If only they weren’t intent on destroying the world!
Still, for now they were asleep and she was feeling as if a miracle had occurred! She took herself back to the kitchen, kicked off her shoes and put her feet up in bliss.
‘Here’s to a miracle,’ she told herself, raising her wine glass in a toast to the evening. ‘Here’s to an excellent night.’
Back in their bedroom, Henry and William’s plan was working like a dream.
They’d strung thread from the kitchen door to the top of their bedroom door. Then they’d tied their stuffed toy, Tigger Tiger, to the thread, and they’d frayed it so it’d break at the first movement of the kitchen door.
The plan was perfect. If Erin left the kitchen, the thread snapped and Tigger fell to the floor. Unless the thread tangled in Erin’s feet-which would have been really, really unlucky-she’d never notice.
As Tigger landed, there was just enough time for the boys to shove what they were doing under the bed, grab Tigger, scramble under the bedcovers and flick off the light before Erin appeared to check.
So to Erin, all was beautifully, unnaturally normal, and they concentrated fiercely on looking asleep as she tiptoed over to them.
‘Goodnight, you rascals,’ she’d whispered, and they’d both had to concentrate even harder not to giggle.
Then, with Erin gone, they picked up the end of the thread and retied Tigger in his warning position. And then they retrieved what was under the bed.
Brilliant! Absolutely excellent.
But the bomb wasn’t meant to go off when it did.

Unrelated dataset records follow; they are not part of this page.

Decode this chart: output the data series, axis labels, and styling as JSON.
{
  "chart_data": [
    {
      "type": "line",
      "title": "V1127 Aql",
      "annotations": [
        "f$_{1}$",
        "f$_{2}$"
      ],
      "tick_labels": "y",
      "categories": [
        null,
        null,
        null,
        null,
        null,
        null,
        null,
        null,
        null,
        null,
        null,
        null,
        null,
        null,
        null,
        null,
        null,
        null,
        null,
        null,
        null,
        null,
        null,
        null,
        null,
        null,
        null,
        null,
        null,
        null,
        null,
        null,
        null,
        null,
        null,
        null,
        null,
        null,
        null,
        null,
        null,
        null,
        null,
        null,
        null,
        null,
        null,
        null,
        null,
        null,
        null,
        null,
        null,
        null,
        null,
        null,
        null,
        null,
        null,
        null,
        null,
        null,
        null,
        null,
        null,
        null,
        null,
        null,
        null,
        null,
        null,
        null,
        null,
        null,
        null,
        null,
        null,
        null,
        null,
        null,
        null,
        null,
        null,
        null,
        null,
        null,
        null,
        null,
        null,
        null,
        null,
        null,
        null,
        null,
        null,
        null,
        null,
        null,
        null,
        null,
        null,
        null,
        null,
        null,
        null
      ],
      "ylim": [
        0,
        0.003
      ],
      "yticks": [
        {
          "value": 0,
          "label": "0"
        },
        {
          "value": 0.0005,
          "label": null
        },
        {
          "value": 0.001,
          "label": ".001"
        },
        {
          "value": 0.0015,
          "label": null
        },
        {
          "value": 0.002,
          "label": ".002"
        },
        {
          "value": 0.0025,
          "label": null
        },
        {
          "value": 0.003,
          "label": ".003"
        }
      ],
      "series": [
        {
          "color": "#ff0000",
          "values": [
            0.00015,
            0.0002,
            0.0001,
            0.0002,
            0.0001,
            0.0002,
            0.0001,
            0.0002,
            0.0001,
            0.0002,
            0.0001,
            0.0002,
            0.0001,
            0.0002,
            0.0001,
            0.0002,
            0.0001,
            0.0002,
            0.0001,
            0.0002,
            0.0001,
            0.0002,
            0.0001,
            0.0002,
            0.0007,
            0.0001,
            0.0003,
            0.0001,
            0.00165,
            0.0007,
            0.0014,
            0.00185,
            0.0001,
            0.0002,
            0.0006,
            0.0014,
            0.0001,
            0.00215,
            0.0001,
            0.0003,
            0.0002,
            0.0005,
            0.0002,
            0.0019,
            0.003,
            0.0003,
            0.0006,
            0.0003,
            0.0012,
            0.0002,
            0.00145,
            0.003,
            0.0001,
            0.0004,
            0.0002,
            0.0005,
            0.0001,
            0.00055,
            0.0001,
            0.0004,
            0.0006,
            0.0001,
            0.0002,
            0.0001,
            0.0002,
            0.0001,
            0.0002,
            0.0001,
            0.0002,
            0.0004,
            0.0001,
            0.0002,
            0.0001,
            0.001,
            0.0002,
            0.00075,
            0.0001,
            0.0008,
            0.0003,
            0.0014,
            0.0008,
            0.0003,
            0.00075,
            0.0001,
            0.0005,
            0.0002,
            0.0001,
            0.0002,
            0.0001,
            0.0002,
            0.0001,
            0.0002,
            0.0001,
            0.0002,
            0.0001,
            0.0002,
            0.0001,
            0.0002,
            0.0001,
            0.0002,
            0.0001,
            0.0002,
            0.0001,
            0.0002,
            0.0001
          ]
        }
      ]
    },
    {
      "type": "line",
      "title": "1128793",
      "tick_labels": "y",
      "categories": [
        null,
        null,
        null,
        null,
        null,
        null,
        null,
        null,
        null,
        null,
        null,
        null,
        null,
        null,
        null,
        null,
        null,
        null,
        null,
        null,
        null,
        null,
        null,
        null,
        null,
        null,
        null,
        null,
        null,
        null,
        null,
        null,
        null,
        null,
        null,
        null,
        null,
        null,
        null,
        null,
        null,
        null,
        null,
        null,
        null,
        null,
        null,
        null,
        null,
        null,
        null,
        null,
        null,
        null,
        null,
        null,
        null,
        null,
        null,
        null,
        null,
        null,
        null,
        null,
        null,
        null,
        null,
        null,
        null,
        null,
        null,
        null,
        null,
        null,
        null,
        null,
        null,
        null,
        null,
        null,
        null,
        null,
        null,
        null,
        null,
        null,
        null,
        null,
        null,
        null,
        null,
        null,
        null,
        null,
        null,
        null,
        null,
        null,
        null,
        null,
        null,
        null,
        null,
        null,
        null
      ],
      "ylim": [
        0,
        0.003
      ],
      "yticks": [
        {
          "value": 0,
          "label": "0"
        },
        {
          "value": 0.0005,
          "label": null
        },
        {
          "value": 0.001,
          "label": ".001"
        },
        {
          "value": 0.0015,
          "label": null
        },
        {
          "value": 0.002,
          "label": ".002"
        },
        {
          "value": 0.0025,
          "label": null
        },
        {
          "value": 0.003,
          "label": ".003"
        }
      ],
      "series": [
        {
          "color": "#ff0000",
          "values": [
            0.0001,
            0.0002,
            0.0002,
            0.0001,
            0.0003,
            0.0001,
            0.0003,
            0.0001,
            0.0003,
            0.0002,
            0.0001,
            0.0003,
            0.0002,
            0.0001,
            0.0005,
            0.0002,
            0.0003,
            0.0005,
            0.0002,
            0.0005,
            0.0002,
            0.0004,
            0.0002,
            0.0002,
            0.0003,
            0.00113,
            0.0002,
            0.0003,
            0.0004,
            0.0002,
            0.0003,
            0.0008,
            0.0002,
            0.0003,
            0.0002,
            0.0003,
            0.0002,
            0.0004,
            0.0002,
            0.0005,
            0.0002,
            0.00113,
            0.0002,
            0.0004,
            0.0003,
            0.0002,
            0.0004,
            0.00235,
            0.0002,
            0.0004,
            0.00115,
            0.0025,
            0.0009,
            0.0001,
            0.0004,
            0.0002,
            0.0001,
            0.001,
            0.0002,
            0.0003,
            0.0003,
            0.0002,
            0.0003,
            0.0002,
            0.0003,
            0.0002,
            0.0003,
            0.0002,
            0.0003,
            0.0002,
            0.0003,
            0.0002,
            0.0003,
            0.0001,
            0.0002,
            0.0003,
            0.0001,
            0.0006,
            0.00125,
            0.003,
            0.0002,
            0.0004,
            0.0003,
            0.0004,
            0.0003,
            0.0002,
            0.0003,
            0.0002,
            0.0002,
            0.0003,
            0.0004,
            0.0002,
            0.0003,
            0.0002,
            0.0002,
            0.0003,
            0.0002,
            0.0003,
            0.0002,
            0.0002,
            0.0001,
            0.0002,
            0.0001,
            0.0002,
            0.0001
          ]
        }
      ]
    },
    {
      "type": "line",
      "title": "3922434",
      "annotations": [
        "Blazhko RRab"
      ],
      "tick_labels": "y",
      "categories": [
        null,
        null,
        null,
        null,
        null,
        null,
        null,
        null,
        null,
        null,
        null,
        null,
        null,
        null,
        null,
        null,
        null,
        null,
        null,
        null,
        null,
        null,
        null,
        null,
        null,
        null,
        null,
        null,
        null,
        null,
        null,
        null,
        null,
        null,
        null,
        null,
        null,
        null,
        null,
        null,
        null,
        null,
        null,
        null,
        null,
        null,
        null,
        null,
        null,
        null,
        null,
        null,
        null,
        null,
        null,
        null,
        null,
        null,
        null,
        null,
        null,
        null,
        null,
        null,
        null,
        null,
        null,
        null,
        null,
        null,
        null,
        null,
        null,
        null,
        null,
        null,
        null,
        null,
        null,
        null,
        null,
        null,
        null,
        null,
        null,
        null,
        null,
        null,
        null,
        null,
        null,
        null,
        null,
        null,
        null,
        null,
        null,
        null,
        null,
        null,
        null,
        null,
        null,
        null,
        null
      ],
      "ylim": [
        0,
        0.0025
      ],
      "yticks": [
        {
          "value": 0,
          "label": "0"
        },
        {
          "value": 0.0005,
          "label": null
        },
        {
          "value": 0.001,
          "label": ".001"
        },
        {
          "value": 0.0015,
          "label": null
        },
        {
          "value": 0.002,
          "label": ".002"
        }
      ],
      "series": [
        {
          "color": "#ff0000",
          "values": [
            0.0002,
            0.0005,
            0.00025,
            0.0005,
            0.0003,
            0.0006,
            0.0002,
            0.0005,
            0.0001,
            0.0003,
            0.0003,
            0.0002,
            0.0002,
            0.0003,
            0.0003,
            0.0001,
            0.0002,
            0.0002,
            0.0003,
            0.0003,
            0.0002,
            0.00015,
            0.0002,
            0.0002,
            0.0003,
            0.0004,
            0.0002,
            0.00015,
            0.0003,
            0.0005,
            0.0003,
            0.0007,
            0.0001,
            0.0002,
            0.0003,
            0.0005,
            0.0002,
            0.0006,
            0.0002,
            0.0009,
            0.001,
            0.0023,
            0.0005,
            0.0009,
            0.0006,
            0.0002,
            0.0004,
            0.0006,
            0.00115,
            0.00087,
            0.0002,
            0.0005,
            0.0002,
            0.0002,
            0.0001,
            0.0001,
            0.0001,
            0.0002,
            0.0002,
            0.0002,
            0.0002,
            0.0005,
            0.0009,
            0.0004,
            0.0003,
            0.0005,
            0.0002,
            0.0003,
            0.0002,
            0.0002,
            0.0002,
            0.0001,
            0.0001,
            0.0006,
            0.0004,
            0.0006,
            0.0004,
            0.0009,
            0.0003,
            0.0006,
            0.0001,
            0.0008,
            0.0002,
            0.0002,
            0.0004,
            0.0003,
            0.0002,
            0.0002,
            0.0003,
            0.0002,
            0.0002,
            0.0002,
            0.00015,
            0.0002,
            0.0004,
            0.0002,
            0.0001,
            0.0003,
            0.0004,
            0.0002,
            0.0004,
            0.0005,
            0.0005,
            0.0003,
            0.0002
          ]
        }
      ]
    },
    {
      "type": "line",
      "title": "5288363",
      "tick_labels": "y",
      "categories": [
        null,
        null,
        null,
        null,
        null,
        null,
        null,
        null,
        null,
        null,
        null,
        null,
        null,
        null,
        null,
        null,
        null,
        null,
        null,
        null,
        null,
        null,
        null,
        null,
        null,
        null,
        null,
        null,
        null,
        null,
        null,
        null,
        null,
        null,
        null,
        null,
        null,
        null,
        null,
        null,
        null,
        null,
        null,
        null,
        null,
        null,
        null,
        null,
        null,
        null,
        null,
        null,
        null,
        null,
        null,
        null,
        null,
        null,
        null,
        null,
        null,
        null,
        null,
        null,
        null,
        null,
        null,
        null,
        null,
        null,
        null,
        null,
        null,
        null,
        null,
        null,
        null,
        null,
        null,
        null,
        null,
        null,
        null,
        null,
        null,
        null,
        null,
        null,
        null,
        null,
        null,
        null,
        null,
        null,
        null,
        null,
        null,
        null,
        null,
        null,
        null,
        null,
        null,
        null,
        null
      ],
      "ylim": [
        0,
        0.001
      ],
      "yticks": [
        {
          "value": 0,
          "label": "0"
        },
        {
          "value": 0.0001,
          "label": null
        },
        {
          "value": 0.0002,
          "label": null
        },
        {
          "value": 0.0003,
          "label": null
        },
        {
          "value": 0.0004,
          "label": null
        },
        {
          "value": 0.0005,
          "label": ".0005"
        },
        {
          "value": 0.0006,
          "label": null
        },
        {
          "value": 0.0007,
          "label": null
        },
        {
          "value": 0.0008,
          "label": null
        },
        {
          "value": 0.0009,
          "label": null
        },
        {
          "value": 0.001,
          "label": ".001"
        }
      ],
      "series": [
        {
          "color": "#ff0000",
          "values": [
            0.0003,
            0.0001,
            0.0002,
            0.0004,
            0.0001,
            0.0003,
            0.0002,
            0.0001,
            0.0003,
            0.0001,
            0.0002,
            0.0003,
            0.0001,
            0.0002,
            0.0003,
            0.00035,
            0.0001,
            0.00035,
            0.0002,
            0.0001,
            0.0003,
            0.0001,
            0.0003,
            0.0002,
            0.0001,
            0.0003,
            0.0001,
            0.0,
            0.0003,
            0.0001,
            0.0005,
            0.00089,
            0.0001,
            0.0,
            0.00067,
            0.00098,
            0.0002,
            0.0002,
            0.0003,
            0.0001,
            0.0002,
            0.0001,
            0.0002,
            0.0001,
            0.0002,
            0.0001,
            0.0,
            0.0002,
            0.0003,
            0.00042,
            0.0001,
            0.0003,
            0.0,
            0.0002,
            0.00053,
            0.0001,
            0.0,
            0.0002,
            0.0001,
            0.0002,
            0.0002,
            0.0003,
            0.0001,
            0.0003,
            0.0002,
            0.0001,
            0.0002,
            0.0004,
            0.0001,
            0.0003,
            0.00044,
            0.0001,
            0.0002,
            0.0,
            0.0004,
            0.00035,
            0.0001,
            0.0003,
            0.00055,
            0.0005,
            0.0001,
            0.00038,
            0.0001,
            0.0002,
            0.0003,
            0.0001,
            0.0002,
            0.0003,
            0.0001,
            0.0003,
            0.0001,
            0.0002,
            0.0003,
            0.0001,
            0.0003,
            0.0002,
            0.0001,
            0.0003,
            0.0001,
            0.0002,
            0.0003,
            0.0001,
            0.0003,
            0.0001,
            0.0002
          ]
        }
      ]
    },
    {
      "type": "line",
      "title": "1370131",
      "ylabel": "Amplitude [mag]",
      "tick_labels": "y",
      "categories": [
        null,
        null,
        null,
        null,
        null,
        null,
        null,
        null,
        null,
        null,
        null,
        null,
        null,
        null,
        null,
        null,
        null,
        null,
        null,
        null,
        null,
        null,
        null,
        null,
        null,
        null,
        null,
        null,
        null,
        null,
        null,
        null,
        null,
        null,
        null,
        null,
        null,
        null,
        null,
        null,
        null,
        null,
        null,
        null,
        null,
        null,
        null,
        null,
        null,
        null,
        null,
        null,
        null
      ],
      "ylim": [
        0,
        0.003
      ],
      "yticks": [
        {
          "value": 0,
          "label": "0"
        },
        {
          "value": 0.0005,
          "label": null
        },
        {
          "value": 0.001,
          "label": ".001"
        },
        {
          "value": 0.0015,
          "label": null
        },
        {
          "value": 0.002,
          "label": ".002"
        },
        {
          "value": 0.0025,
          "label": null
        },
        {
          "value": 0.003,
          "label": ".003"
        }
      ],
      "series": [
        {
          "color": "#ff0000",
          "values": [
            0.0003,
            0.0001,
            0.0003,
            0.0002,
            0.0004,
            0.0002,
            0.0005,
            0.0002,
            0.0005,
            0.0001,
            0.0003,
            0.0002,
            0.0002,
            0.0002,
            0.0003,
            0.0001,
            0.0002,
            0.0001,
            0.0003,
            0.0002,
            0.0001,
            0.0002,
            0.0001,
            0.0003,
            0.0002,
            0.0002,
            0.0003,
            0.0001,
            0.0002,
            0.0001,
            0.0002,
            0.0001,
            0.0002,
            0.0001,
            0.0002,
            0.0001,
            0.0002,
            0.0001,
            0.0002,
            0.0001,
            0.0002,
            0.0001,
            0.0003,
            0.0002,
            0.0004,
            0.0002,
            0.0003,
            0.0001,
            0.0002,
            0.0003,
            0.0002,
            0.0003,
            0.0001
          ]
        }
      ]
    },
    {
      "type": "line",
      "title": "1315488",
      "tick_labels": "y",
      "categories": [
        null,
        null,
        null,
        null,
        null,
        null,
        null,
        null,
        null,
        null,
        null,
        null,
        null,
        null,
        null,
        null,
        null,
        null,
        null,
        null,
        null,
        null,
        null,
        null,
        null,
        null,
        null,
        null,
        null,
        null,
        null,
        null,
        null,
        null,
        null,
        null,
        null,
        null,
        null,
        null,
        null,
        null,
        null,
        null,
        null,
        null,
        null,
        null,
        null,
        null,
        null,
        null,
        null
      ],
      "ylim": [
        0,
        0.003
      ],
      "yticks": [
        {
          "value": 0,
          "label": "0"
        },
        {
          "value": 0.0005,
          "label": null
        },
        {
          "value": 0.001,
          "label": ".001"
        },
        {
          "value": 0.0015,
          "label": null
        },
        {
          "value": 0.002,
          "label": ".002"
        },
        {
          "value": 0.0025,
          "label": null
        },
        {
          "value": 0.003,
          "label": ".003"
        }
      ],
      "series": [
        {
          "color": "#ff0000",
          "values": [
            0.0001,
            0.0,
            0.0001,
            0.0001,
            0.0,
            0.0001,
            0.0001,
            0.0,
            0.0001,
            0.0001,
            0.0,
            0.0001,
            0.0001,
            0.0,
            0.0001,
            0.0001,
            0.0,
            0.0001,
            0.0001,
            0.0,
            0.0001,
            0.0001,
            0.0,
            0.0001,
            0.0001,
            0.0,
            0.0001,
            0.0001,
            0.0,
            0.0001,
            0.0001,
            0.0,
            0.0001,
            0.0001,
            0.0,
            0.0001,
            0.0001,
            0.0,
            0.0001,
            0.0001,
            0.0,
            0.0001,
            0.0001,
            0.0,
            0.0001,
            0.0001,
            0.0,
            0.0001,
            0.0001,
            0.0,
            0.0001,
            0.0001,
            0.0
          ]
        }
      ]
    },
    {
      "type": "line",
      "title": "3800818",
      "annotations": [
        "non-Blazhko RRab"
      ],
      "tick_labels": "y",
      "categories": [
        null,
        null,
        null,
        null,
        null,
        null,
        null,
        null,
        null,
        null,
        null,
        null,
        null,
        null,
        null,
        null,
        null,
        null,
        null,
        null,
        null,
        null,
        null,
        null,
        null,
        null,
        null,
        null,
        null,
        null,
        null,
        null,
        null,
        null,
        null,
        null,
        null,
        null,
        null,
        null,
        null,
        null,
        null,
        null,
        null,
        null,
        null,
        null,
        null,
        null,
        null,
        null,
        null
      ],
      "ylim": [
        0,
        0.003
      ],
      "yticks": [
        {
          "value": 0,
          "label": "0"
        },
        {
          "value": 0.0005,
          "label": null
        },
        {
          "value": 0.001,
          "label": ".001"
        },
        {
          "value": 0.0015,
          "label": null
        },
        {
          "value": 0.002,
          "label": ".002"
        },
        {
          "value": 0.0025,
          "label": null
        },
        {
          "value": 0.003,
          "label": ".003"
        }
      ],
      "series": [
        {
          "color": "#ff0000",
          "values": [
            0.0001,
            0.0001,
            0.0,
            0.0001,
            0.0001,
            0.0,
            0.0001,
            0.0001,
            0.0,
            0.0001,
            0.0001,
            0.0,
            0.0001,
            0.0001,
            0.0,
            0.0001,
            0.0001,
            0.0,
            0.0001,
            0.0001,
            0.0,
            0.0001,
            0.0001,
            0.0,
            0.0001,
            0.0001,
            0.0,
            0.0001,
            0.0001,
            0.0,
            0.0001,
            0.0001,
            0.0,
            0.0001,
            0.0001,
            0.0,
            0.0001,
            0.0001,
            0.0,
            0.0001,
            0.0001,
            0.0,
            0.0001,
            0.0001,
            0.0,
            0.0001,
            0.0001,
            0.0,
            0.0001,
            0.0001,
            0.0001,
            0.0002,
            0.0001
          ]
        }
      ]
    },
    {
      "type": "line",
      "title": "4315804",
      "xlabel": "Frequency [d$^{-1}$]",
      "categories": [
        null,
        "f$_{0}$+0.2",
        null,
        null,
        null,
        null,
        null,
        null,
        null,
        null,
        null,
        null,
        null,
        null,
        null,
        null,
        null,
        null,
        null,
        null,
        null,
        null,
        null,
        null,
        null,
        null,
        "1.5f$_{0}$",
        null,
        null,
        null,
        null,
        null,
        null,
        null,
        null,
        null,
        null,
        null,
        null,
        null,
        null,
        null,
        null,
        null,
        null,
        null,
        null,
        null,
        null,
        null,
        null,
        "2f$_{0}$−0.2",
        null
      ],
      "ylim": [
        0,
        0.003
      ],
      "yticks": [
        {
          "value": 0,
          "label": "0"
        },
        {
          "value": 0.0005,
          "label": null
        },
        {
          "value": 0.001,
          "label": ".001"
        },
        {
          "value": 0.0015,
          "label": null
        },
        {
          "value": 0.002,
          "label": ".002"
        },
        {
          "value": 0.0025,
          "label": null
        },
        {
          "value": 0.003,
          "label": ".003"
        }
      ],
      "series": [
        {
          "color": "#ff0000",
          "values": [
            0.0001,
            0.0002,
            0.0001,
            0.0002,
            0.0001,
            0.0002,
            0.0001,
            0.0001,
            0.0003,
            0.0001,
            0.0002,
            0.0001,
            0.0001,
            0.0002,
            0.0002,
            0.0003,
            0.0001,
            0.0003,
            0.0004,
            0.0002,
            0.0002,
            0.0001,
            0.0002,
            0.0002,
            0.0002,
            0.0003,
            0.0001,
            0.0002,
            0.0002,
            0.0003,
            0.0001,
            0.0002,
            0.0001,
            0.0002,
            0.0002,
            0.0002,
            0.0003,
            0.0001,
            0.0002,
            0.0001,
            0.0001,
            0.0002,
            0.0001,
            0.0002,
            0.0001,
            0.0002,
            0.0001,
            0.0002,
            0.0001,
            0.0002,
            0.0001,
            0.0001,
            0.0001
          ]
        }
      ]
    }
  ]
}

The plan was for Henry to carry it outside in the toe of his slipper. It was scary to carry it in his bare fingers, and a slipper should hold it safe. Their bomb was a hand-taped ball stuffed with matches and fire-crackers, designed to go off when thumped on the ground. They knew how volatile it was, but they weren’t stupid.
After carrying it carefully outside, the plan was to lob it over the next-door fence.